Джеффри с чувством глубокого раскаяния ожидал ответа. Лилиан подняла голову, и у него заныло сердце. Ее лицо выражало полное удовлетворение и одновременно являлось воплощением страдания. Выпрямившись, она печально взглянула на него сверху вниз и вытерла слезы. Это встревожило Джеффри всерьез: она не относилась к числу чувствительных барышень, по любому поводу льющих слезы. Он знал женщин, которые рыдали от восторга после совокупления, но тут был явно другой случай.

– Любовь моя, – начал он, чувствуя, как им постепенно овладевает ужас, – прости…

Лилиан покачала головой, прижав дрожащие пальчики к его губам, и со вздохом проговорила:

– Нет. Если кто и должен извиняться, то это я. – Она прикусила губу и склонилась к его плечу, не в силах сдержать слезы. Глаза ее превратились в бездонные озера, дыхание было частым и прерывистым, лоб прорезала морщинка. Наконец она собралась с духом: – Я бесконечно виновата перед тобой.

Опершись ладонями о пол, Джеффри привстал, а Лилиан так и осталась сидеть на нем верхом.

Ей в такой позе сидеть было явно неудобно: нужно на что-то опереться, чтобы не завалиться на спину, – и Джеффри сел и обнял ее. Так она, во-первых, не упадет, а во-вторых – не сможет убежать.

Неужели она жалеет, что отдалась ему? Гнев в нем боролся с нежностью и раздражающей неуверенностью. Он еще никогда не имел дел с девственицами.
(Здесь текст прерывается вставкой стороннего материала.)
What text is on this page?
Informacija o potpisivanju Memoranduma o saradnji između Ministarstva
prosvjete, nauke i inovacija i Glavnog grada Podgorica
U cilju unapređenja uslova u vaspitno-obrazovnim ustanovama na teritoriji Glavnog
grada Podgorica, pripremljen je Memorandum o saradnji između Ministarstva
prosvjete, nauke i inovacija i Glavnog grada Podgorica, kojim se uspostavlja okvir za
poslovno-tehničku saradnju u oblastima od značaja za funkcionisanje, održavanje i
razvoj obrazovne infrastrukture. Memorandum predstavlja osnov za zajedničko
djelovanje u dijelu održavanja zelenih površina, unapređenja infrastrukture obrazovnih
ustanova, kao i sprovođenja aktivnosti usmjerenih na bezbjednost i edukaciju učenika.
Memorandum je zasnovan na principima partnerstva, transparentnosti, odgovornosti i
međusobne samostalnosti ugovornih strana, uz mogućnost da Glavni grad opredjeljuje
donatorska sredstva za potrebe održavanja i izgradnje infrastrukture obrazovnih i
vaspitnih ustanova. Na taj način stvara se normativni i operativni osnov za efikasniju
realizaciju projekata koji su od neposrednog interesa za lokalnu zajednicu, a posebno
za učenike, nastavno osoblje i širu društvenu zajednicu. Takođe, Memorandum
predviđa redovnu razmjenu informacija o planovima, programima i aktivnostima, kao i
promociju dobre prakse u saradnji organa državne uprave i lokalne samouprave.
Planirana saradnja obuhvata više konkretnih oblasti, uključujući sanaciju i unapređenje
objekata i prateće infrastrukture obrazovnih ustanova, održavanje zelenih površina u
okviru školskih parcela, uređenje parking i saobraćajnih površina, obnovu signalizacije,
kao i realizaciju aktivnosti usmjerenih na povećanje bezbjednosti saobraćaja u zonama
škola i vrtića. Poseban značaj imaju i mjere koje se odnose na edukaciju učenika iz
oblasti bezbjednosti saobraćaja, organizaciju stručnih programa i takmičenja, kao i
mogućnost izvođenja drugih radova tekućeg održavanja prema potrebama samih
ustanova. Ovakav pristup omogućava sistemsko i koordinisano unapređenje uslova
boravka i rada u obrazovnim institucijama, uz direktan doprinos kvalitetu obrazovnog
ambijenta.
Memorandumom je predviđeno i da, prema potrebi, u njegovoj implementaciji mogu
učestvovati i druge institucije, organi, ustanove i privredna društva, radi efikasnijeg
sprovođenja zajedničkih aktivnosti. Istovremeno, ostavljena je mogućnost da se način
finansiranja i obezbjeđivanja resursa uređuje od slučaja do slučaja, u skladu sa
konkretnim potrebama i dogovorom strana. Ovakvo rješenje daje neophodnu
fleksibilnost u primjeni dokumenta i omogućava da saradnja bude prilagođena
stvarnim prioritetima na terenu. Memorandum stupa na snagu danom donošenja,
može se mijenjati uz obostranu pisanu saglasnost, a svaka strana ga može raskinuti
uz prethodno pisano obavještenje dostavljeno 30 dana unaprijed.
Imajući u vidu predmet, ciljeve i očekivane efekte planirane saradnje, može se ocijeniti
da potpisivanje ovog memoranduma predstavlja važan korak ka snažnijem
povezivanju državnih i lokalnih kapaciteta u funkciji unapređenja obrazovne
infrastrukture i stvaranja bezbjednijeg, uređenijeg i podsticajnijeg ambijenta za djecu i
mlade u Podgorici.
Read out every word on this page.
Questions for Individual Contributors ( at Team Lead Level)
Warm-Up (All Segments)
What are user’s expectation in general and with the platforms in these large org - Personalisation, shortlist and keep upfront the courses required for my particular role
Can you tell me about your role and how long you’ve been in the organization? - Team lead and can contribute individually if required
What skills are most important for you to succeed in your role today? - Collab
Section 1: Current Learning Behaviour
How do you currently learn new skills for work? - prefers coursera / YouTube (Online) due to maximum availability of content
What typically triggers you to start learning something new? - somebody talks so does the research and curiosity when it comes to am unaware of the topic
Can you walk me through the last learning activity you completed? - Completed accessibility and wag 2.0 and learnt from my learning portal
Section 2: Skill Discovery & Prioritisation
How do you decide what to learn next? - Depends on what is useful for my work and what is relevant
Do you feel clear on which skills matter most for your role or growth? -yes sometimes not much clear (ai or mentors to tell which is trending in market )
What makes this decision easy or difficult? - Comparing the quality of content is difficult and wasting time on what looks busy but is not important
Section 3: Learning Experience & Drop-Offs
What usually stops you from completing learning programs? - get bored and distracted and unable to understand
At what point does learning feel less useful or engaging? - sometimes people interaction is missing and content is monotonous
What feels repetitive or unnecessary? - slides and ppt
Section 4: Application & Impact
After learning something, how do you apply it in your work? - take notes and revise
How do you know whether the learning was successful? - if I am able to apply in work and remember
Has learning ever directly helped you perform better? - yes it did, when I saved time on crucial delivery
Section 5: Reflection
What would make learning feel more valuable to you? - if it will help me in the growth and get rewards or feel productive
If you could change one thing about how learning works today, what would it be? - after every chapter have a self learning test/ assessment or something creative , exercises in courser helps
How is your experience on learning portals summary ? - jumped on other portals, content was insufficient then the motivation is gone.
А тут еще Лилиан со своим пытливым умом и склонностью к экспериментам постоянно провоцировала его. Возможно, он не оправдал ее ожиданий? Нет, исключено. Ему никогда не забыть потрясения на ее лице, когда впервые она испытала наивысшее наслаждение.

Тогда в чем дело? Что у нее в голове? Вина? Смятение? Страх? Что бы это ни было, в такой момент она должна испытывать совершенно другие чувства, и, видит Бог, он не позволит ей больше тратить время на сожаления.

Джеффри прищурился, решив, что так лучше выразит полную убежденность в своих словах.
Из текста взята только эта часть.